Given prevailing socioeconomic conditions, long-term reward structures are a challenge and potentially emotive. For similar reasons, line of sight and clear formulae are desirable in variable pay scheme designs.
Share-based incentives are not common. Partly because of the small number of locally listed stocks (for Africa-based holding companies), and unwieldy foreign exchange and taxation schemes (for holding companies outside Africa), where they exist, they tend to be cash-settled phantom schemes.
Considered and creative pay-and-reward solutions. These are required for Africa, and should be mindful of local customs and practice, and cognisant of how socioeconomic conditions shape workplace expectations.
Harnessing a unifying culture— the silver bullet for African competitiveness?

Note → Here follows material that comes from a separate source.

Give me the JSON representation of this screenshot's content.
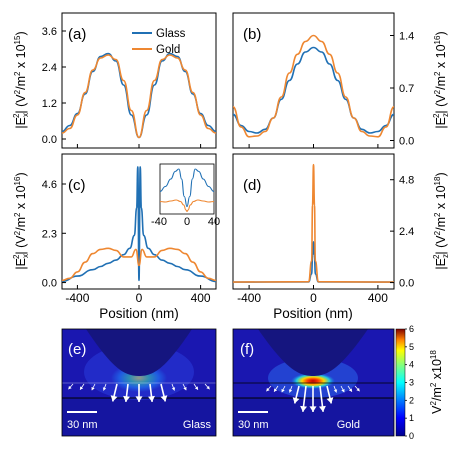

If Africa is not a blank canvas on which to impose Western practices and ideologies, is the opposite true? Can African traditions and cultural values, properly understood and harnessed, translate into a competitive advantage? Proponents of this view invariably reference the concept of ubuntu—representing respect, solidarity, conformity, compassion, dignity and humaneness, inter- dependence and hospitality.7 Such proponents would argue that organizations in SSA that foster a workplace culture that gives expression to these values will achieve higher levels of employee engagement, and therefore improved performance. This is flawed logic, for the following reasons:
•► It assumes that ubuntu is a pan-African phenomenon, and that all Africans are the same.
► • It fails to take into account the significant role that status differentials play in shaping workplace behavior.
► • There is a risk that those in authority manipulate the ubuntu values of respect and conformity, often provoking employee resistance.
► • Generational differences may well trump traditional cultural differences, as do personality, education, class and a number of other factors that shape human behavior.
Social identities are dynamic and prone to rapid change in the globalization era. Not denying the importance of recognizing and respecting cultural diversity, there is no substitute for receptiveness to inter-personal feedback, good observation skills, effective questions, and other attributes associated with emotional intelligence (EQ). Evidence shows that managers with above average EQ stand a better chance of enhancing workplace performance by fostering employee engagement – anywhere in the world.
Global research by Gallup8 has consistently demonstrated that engaged employees are more productive, more profitable, more customer-focused, work more safely and are less likely to resign. Measures that increase levels of employee engagement are universally applicable, with some customization for local circumstances, such as cultural variations. If the local culture in an African country is characterized by ubuntu-type attributes, employee engagement interventions that embody those values are likely to resonate.
Build a better working Africa
Don’t fall into the missionary trap of preaching the merits of Western business practice in Africa, or of stereotyping a continent of over one billion people. Do help to build a better working world in Africa by understanding its nuances and complexities, and by adopting partnership-based approaches to developing sustainable and productive human capital practices.